Ülkenin en büyük sendikal konfederasyonlarından CGT, Fransa'da büyüyen, satın alma gücüyle ilgili endişeler ve kriz sırasında tutulmayan vaatler nedeniyle yaşanan hayal kırıklığının yarattığı toplumsal hoşnutsuzluğun "acımasız bir tezat" oluşturduğunu ısrarla vurguluyor. CGT'ye göre, 27 Ocak'ta, ülkede 170 noktada yapılan gösteri ve grevlerde, yüzbinlerce kişi "özellikle maaş artışı" talep etti.

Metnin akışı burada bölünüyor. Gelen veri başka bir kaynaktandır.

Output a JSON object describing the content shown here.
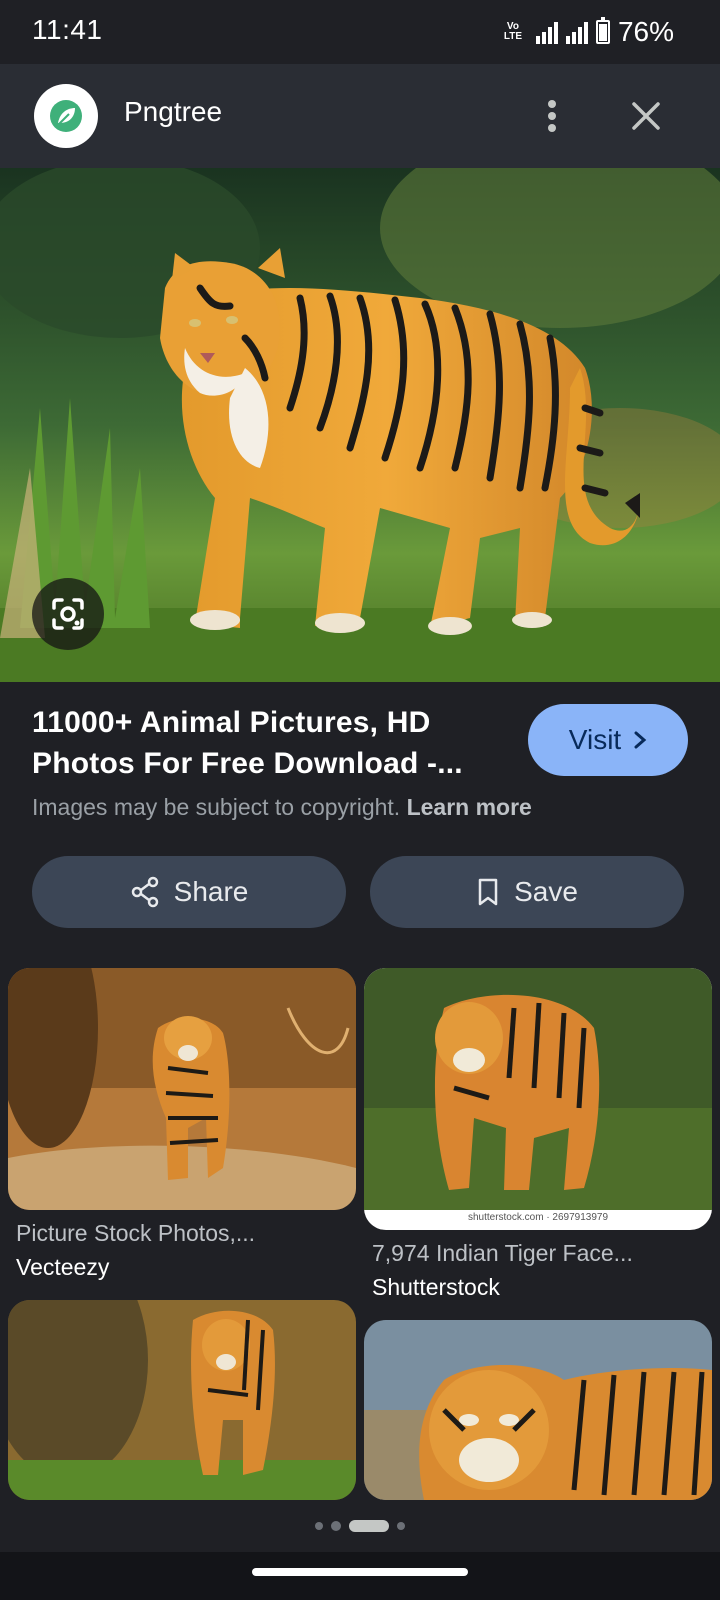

Ülkenin diğer önemli sendikal konfederasyonu CFDT'nin Genel Sekreteri Laurent Berger, Europe 1 Radyosu'na, "Patronlar, şimdi yaptıkları aşırı karın bir kısmını geri vermeleri gerektiğini anlamalılar. Neyse ki, pandemi döneminde ekonomiyi finanse edecek kamu gücü vardı" diyerek aynı talebe vurgu yaptı.
"Vergiden çok ücret artışı"
Ancak sendikalar yeni vergi konusunda umutlu değiller ve stratejilerini daha çok "ücret artışı" üzerinde yoğunlaştırıyorlar. VOA Türkçe'ye konuşan CGT Sendikası, Paris Renault fabrikası işyeri temsilcisi Ali Kaya, "Büyük şirketlerin vergi ödemeye yanaşacaklarını zannetmiyoruz. Hele de seçimden önce. Ama sosyal rahatsızlık büyüyor. Fabrikalarda, işyerlerinde çok ciddi bir rahatsızlık var ve bu her geçen gün büyüyor. Örneğin seçimler yaklaşıyor ama kimse seçimleri konuşmuyor. Herkes arabasına benzin alamadığından, ayın sonunu getiremediğinden bahsediyor. Yakında, Sarı Yelekliler benzeri yeni bir sosyal patlama olabilir. Bu ortamda, biz hükümetin milyarderlerden yeni vergi alamayacağını biliyoruz ve mücadelemizde daha çok ücret artışlarına yoğunlaşıyoruz" dedi.
Dev şirketlerin karları ve sosyal adalet tartışması, özellikle enerji fiyatlarında daha da çarpıcı bir noktaya ulaşıyor. Yükselen fiyatlar karşısında Fransız hükümeti, halkın satın alma gücünü desteklemek için 15,4 milyar Euro devlet yardımı yaptı. Hükümet, İtalya ve İspanya gibi enerji sektörüne istisnai bir vergi uygulamak yerine, gaz fiyatını dondurmayı ve enerji çeki ile gelirleri belli bir seviyenin altındaki nüfusa yardım etmeyi seçti.
"Göçmenler ve yabancılar" gündemiyle başlayan Cumhurbaşkanlığı seçimlerinin ana konusu da seçimlere iki ay kala "alım gücüne" dönüştü. Ülke genelinde Decathlon, Labeyrie, Leroy-Merlin gibi bugüne kadar sosyal çatışmalardan çok az etkilenen büyük şirketlerde de grev hareketleri çoğalıyor. Pandemi nedeniyle artan enflasyon satın alma gücünü düşürürken, ücretlerin çok düşük olduğu görülüyor.
Korkutan tablo
Küresel eşitsizliklere ilişkin 2022 Raporu'nu açıklayan Oxfam, küresel ölçekte milyarderlerin servetinin, son 19 ayda, son 10 yılda elde edilen artıştan daha fazla arttığını tespit etti. Rapora göre, pandemi döneminde, dünyada her 26 saatte yeni bir milyarder ortaya çıkarken, 160 milyon kişi de yoksulluk sınırının altına düştü. Mart 2020'den Ekim 2021'e kadar Fransız milyarderlerin serveti yüzde 86 oranında arttı. Fransa'daki en büyük 5 şirket, pandeminin başlangıcından bu yana servetlerini ikiye katladı. Bu 5 şirket, Fransa'daki nüfusun en yoksul yüzde 40'lık diliminin gelirine tek başlarına sahip. Ülkede, 7 milyon insanın yaşamak için gıda yardımına ihtiyacı var. Bu rakam Fransız nüfusunun yüzde 10'unu oluşturuyor. Pandemi döneminde 4 milyon insan daha kriz nedeniyle bu gruba eklendi.